En este intervalo, el Ayuntamiento dio en diciembre de 2018 el permiso para ejecutar el proyecto del hotel. La revisión se hace a petición de los grupos ecologistas ATAN y Salvar La Tejita, que lo habían solicitado desde 2017. El nuevo deslinde propuesto por Costas, con servidumbre de 20 metros de ancho, afecta a un 20% del proyecto que se está ejecutando, pero los ecologistas y el Gobierno de Canarias actual (PSOE-Unidas Podemos- NC- ASG) consideran que se debe poner en 100 metros, lo que haría inviable gran parte del hotel proyectado.
Se queja Viqueira de haber recibido «multitud de ataques y agresiones contra el honor «de nuestra empresa familiar, que cuenta con una historia de más de 60 años, más de 36 años en las Islas Canarias».
La promotora ha abierto una web en la que muestra todos los permisos y autorizaciones obtenidos cuando se le dio la licencia de obras, https://transparentesconelhotellatejita.info/, con el fin de dar «transparencia» al procedimiento administrativo que ha seguido, y que se encuentra recurrido por Salvar La Tejita y ATAN en vía judicial contencioso administrativa al igual que todo este asunto como denuncia penal en los Juzgados de Granadilla.

El grupo Viqueira insiste en que las obras fueron autorizadas expresamente por el Gobierno de Canarias (cuando estaba en manos de CC, hasta inicios del verano pasado, porque después el criterio del Ejecutivo cambió con respecto a la servidumbre), co informe favorable del Servicio Provincial de Costas de Tenerife, que anteriormente había rechazado la revisión del deslinde.
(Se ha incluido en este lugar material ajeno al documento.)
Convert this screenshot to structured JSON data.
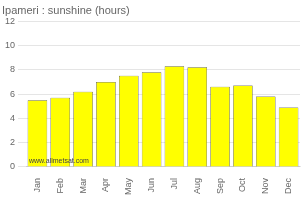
{
  "chart_data": {
    "type": "bar",
    "title": "Ipameri : sunshine (hours)",
    "categories": [
      "Jan",
      "Feb",
      "Mar",
      "Apr",
      "May",
      "Jun",
      "Jul",
      "Aug",
      "Sep",
      "Oct",
      "Nov",
      "Dec"
    ],
    "values": [
      5.5,
      5.7,
      6.2,
      7.0,
      7.5,
      7.8,
      8.3,
      8.2,
      6.6,
      6.7,
      5.8,
      4.9
    ],
    "color": "#FFFF00",
    "ylim": [
      0,
      12
    ],
    "yticks": [
      0,
      2,
      4,
      6,
      8,
      10,
      12
    ],
    "grid": true,
    "annotation": "www.allmetsat.com"
  }
}
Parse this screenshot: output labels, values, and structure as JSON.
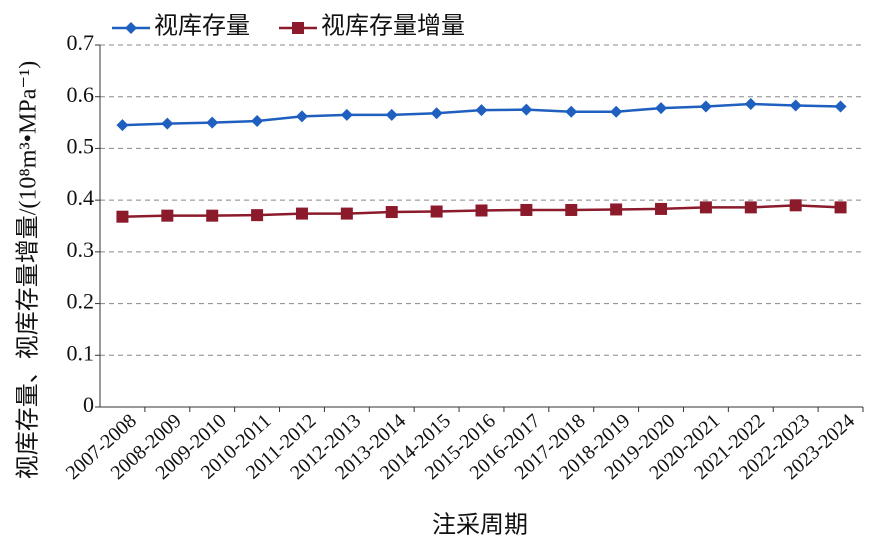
{
  "chart_data": {
    "type": "line",
    "x_label": "注采周期",
    "y_label": "视库存量、视库存量增量/(10⁸m³•MPa⁻¹)",
    "categories": [
      "2007-2008",
      "2008-2009",
      "2009-2010",
      "2010-2011",
      "2011-2012",
      "2012-2013",
      "2013-2014",
      "2014-2015",
      "2015-2016",
      "2016-2017",
      "2017-2018",
      "2018-2019",
      "2019-2020",
      "2020-2021",
      "2021-2022",
      "2022-2023",
      "2023-2024"
    ],
    "series": [
      {
        "name": "视库存量",
        "color": "#1f5fbf",
        "marker": "diamond",
        "values": [
          0.545,
          0.548,
          0.55,
          0.553,
          0.562,
          0.565,
          0.565,
          0.568,
          0.574,
          0.575,
          0.571,
          0.571,
          0.578,
          0.581,
          0.586,
          0.583,
          0.581
        ]
      },
      {
        "name": "视库存量增量",
        "color": "#8b1a2b",
        "marker": "square",
        "values": [
          0.368,
          0.37,
          0.37,
          0.371,
          0.374,
          0.374,
          0.377,
          0.378,
          0.38,
          0.381,
          0.381,
          0.382,
          0.383,
          0.386,
          0.386,
          0.39,
          0.386
        ]
      }
    ],
    "ylim": [
      0,
      0.7
    ],
    "yticks": [
      0,
      0.1,
      0.2,
      0.3,
      0.4,
      0.5,
      0.6,
      0.7
    ],
    "grid": true
  }
}
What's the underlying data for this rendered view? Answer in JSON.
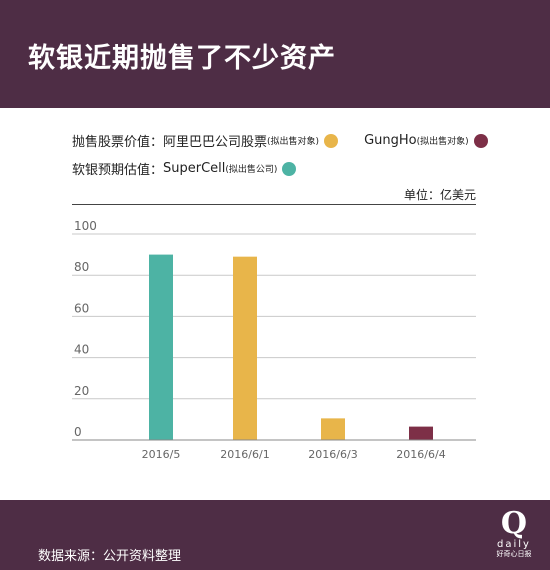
{
  "header": {
    "title": "软银近期抛售了不少资产"
  },
  "legend": {
    "row1_prefix": "抛售股票价值：",
    "row2_prefix": "软银预期估值：",
    "items": [
      {
        "label": "阿里巴巴公司股票",
        "note": "(拟出售对象)",
        "color": "#e8b54a"
      },
      {
        "label": "GungHo",
        "note": "(拟出售对象)",
        "color": "#7d2f47"
      },
      {
        "label": "SuperCell",
        "note": "(拟出售公司)",
        "color": "#4db3a4"
      }
    ]
  },
  "unit": "单位：亿美元",
  "footer": {
    "source": "数据来源：公开资料整理",
    "logo_mark": "Q",
    "logo_word": "daily",
    "logo_sub": "好奇心日报"
  },
  "chart_data": {
    "type": "bar",
    "categories": [
      "2016/5",
      "2016/6/1",
      "2016/6/3",
      "2016/6/4"
    ],
    "values": [
      90,
      89,
      10.5,
      6.5
    ],
    "colors": [
      "#4db3a4",
      "#e8b54a",
      "#e8b54a",
      "#7d2f47"
    ],
    "ylim": [
      0,
      100
    ],
    "yticks": [
      0,
      20,
      40,
      60,
      80,
      100
    ],
    "grid": true
  }
}
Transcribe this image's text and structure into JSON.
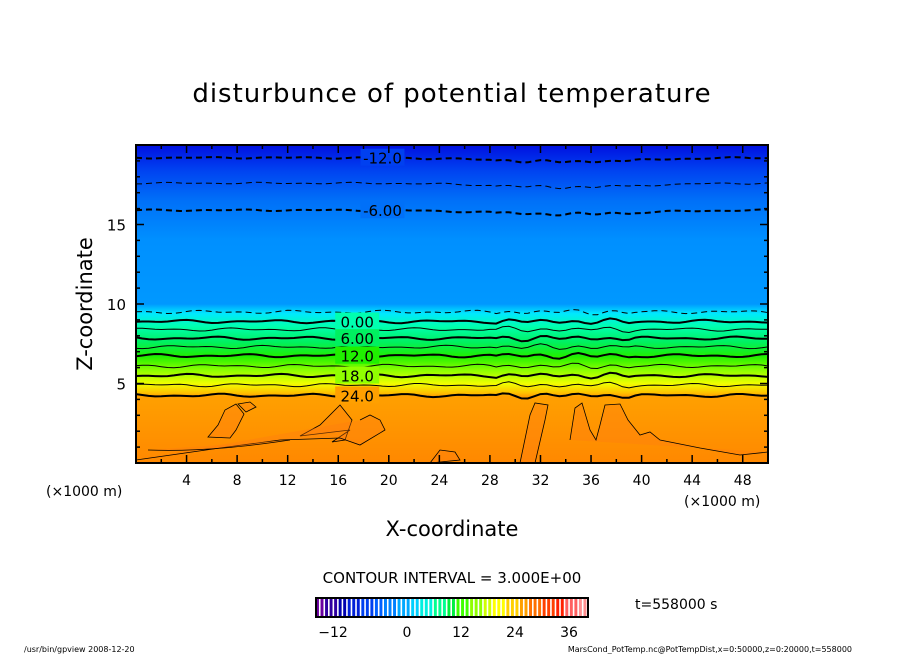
{
  "chart_data": {
    "type": "heatmap",
    "subtype": "filled-contour",
    "title": "disturbunce of potential temperature",
    "xlabel": "X-coordinate",
    "ylabel": "Z-coordinate",
    "x_unit_label": "(×1000 m)",
    "x_unit_label_right": "(×1000 m)",
    "xlim": [
      0,
      50
    ],
    "ylim": [
      0,
      20
    ],
    "xticks": [
      4,
      8,
      12,
      16,
      20,
      24,
      28,
      32,
      36,
      40,
      44,
      48
    ],
    "yticks": [
      5,
      10,
      15
    ],
    "contour_interval_text": "CONTOUR INTERVAL = 3.000E+00",
    "time_text": "t=558000 s",
    "contours": [
      {
        "level": -12,
        "label": "-12.0",
        "z": 19.2,
        "labeled": true
      },
      {
        "level": -9,
        "label": "",
        "z": 17.6,
        "labeled": false
      },
      {
        "level": -6,
        "label": "-6.00",
        "z": 15.9,
        "labeled": true
      },
      {
        "level": -3,
        "label": "",
        "z": 9.5,
        "labeled": false
      },
      {
        "level": 0,
        "label": "0.00",
        "z": 8.9,
        "labeled": true
      },
      {
        "level": 3,
        "label": "",
        "z": 8.4,
        "labeled": false
      },
      {
        "level": 6,
        "label": "6.00",
        "z": 7.85,
        "labeled": true
      },
      {
        "level": 9,
        "label": "",
        "z": 7.3,
        "labeled": false
      },
      {
        "level": 12,
        "label": "12.0",
        "z": 6.75,
        "labeled": true
      },
      {
        "level": 15,
        "label": "",
        "z": 6.1,
        "labeled": false
      },
      {
        "level": 18,
        "label": "18.0",
        "z": 5.5,
        "labeled": true
      },
      {
        "level": 21,
        "label": "",
        "z": 4.9,
        "labeled": false
      },
      {
        "level": 24,
        "label": "24.0",
        "z": 4.25,
        "labeled": true
      }
    ],
    "fill_profile": [
      {
        "z": 20,
        "color": "#0010e0"
      },
      {
        "z": 18.5,
        "color": "#0040f0"
      },
      {
        "z": 16.5,
        "color": "#0070f8"
      },
      {
        "z": 14,
        "color": "#0090ff"
      },
      {
        "z": 10,
        "color": "#0098ff"
      },
      {
        "z": 9.4,
        "color": "#00e8ff"
      },
      {
        "z": 8.6,
        "color": "#00ffb0"
      },
      {
        "z": 7.6,
        "color": "#00f060"
      },
      {
        "z": 6.7,
        "color": "#20f000"
      },
      {
        "z": 5.8,
        "color": "#90ff00"
      },
      {
        "z": 5.0,
        "color": "#f0ff00"
      },
      {
        "z": 4.4,
        "color": "#ffc000"
      },
      {
        "z": 4.2,
        "color": "#ffa000"
      },
      {
        "z": 0,
        "color": "#ff8800"
      }
    ],
    "colorbar": {
      "ticks": [
        "-12",
        "0",
        "12",
        "24",
        "36"
      ],
      "colors": [
        "#6a00a0",
        "#3000a0",
        "#0000b0",
        "#0020d8",
        "#0040f0",
        "#0060ff",
        "#0080ff",
        "#00a8ff",
        "#00d0ff",
        "#00f0e0",
        "#00ff90",
        "#00f040",
        "#40ff00",
        "#90ff00",
        "#d0ff00",
        "#ffff00",
        "#ffd000",
        "#ffa000",
        "#ff7000",
        "#ff4000",
        "#ff2000",
        "#ff6060",
        "#ff9090"
      ]
    }
  },
  "footer": {
    "left": "/usr/bin/gpview   2008-12-20",
    "right": "MarsCond_PotTemp.nc@PotTempDist,x=0:50000,z=0:20000,t=558000"
  }
}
«Frente a las difamaciones, falsedades y coacciones de los que quieren impedir a toda costa la ejecución de este proyecto hotelero y cuyas pretensiones han sido ilegítimamente acogidas por la Administración Pública, esta empresa ejercitará las acciones legales que correspondan ante los Tribunales de Justicia, solicitando la tutela y defensa de los derechos que le corresponden y de los que se ha visto privada de forma ilegal», subraya el grupo Viqueira.
La inmobiliaria gallega expone que «las implicaciones que acarrea la paralización del proyecto del hotel son desgraciadamente de considerable magnitud», ya que ha tenido que despedir a todos los trabajadores encargados de la ejecución material de los trabajos, suspender todos los contratos celebrados con las subcontratas y proveedores, y la suspensión también del contrato con la constructora propiamente dicha.

A Viqueira le resulta «inconcebible que, por circunstancias ajenas al mercado o a nuestra actividad, nuestra empresa afronte un episodio de alto riesgo en un proyecto que cuenta con el visto bueno de todas las Administraciones públicas, derivado de un cambio de criterio político para dar soporte jurídico a las pretensiones de una minoría en la Isla que se erige como supuesta defensora de los valores ambientales de la zona, tratando de impedir a toda costa la ejecución de un proyecto que, insistimos, cuenta con todas las autorizaciones preceptivas, en las que se ha verificado que ningún valor ambiental resultaba afectado».
Por último, la empresa ratifica su » firme propósito «de ejecutar el proyecto del hotel, y acudirá a los tribunales, que considera la única forma admisible en un Estado de derecho «y se contrapone a la empleada por los opositores del hotel que, con amenazas, coacciones, falsedades y ocupaciones ilegales, han conseguido que la Administración paralice un proyecto legal, fomentando de esta manera la desobediencia y el incumplimiento de las normas que conforman el ordenamiento jurídico español».